Через несколько минут малышка как ни в чем не бывало лежала на кухонном диване с бутылочкой молока, но Алекса все никак не могла прийти в себя.
— Перестань терзаться, просто сделай выводы. За трехлетними малышами нужен глаз да глаз. Ты не представляешь, что могут натворить эти озорники, даже если в доме все предусмотрено, то есть ножи, химикаты и все такое убрано подальше. И иногда им хватает считанных секунд, чтобы вляпаться в какую-нибудь историю. Я беру Саманту с собой даже в туалет.
Алекса нервно рассмеялась:
— Насколько я понимаю, ребенка нельзя научить не залезать куда не нужно?
— Верно, нельзя. Во всяком случае, не в этом возрасте. Это все равно что учить кошку не прыгать на стол. Пока ты рядом, она подчиняется, но стоит тебе отвернуться, как она тут же сделает то, что ей хочется. Наша Кнопка однажды утащила со стола цыпленка и в две секунды разделалась с ним.
Разговаривая с Алексой, Бинки ухитрялась без видимых усилий делать несколько дел одновременно. Одной рукой она разбила яйца в миску, другой налила молоко, чтобы приготовить крем для пирога, а когда вынула из духовки испеченную до полуготовности основу из теста, та уже выглядела очень аппетитно.
Просто не верилось, что с момента ухода Бинки до ее возвращения прошло не больше пятнадцати минут. Алексе было непривычно ощущать себя неумехой, она еще долго не могла избавиться от чувства подавленности.
И снова появились сомнения: так ли уж ей нужен ребенок для полного счастья? Филиппу — да, нужен, как и большинству людей, но ее, кажется, природа не наделила достаточным терпением. Майкл и Саманта — милые дети, но в какой-то момент Алекса почувствовала, что с нее довольно. Мальчик слишком часто вмешивался в разговоры взрослых, а девочка к концу дня устала и раскапризничалась.
Алекса не могла не признать, что рада вернуться домой. Дети — это прекрасно, но только в небольших дозах. В том-то все дело: когда появятся свои ребятишки, это будет не на время, а навсегда. Как-то она выдержит первые три-четыре года, когда дети еще не все понимают и их не уговоришь? А что, если первый ребенок вообще уродится буйным и неуравновешенным?
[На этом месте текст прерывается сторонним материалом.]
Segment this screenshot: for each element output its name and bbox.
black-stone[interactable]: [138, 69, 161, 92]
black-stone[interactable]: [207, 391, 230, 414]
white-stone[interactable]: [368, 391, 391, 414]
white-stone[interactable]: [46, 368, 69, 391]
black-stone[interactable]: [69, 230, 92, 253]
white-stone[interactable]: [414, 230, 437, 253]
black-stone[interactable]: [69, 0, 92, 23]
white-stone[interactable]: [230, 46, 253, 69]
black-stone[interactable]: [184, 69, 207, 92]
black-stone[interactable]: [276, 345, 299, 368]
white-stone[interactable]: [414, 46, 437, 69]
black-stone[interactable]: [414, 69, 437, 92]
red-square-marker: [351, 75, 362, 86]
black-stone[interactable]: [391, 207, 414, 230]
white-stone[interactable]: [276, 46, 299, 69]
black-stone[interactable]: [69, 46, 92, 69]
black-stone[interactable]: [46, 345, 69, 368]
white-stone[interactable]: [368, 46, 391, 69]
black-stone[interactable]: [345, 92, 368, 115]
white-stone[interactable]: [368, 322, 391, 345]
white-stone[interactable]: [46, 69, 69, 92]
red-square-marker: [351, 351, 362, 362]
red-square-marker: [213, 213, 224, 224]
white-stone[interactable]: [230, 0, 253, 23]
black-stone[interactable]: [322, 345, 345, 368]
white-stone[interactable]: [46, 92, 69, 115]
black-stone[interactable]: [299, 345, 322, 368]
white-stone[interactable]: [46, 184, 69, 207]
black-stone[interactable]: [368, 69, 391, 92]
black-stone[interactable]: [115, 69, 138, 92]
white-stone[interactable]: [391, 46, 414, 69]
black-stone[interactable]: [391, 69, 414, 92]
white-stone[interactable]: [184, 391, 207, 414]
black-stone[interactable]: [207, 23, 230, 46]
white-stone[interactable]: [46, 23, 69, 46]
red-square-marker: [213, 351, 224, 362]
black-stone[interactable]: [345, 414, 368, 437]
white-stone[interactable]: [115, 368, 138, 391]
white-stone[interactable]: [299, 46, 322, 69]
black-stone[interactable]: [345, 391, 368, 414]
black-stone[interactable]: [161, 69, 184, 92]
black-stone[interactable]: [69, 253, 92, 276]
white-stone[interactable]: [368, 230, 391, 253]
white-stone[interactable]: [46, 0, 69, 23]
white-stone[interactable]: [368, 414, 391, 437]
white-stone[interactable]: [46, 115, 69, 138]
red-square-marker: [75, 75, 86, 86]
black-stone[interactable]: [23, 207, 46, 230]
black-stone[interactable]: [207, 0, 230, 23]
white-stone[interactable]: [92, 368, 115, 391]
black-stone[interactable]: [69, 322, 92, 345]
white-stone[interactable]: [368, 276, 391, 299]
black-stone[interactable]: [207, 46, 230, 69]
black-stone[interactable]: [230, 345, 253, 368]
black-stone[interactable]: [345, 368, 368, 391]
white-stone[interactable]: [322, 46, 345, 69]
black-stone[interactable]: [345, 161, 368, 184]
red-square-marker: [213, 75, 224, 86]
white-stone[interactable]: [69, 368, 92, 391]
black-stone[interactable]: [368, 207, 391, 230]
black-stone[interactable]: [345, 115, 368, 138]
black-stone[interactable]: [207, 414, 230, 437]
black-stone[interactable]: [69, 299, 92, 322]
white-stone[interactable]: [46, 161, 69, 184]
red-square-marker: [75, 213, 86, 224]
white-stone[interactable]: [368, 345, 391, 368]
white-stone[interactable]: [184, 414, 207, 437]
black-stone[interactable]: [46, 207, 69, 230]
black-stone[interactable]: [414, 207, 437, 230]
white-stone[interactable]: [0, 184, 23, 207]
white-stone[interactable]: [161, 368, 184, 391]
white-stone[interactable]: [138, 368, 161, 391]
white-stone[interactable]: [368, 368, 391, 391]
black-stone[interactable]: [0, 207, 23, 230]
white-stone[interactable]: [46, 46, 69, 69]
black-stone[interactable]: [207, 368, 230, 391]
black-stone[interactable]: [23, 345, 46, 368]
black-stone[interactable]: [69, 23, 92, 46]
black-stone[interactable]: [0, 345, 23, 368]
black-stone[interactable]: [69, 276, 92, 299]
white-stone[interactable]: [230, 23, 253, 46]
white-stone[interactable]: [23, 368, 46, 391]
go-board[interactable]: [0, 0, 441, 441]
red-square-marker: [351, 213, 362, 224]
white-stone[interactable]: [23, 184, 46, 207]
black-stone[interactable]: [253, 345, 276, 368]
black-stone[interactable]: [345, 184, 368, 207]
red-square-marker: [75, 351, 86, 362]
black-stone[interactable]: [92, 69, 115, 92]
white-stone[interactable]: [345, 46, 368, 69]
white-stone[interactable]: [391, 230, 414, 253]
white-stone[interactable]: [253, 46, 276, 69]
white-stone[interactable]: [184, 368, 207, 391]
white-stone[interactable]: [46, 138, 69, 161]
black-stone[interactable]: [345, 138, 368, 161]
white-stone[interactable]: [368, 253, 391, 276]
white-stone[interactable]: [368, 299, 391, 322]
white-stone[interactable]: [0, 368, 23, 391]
Разве не бывает, что родители производят на свет отпрыска, который не подходит им по характеру? И тут уж ничего не поделаешь, приходится полагаться только на гены и везение.
Конечно, Алекса может прочесть сколько угодно книг по уходу за детьми, разумный человек может обучиться чему угодно. Вопрос в другом: так ли сильно ей хочется иметь ребенка, чтобы взвалить на себя все эти заботы? И есть ли у нее вообще способности к материнству?
Алекса не хотела в этом признаваться, но когда через несколько дней начались месячные, она испытала облегчение.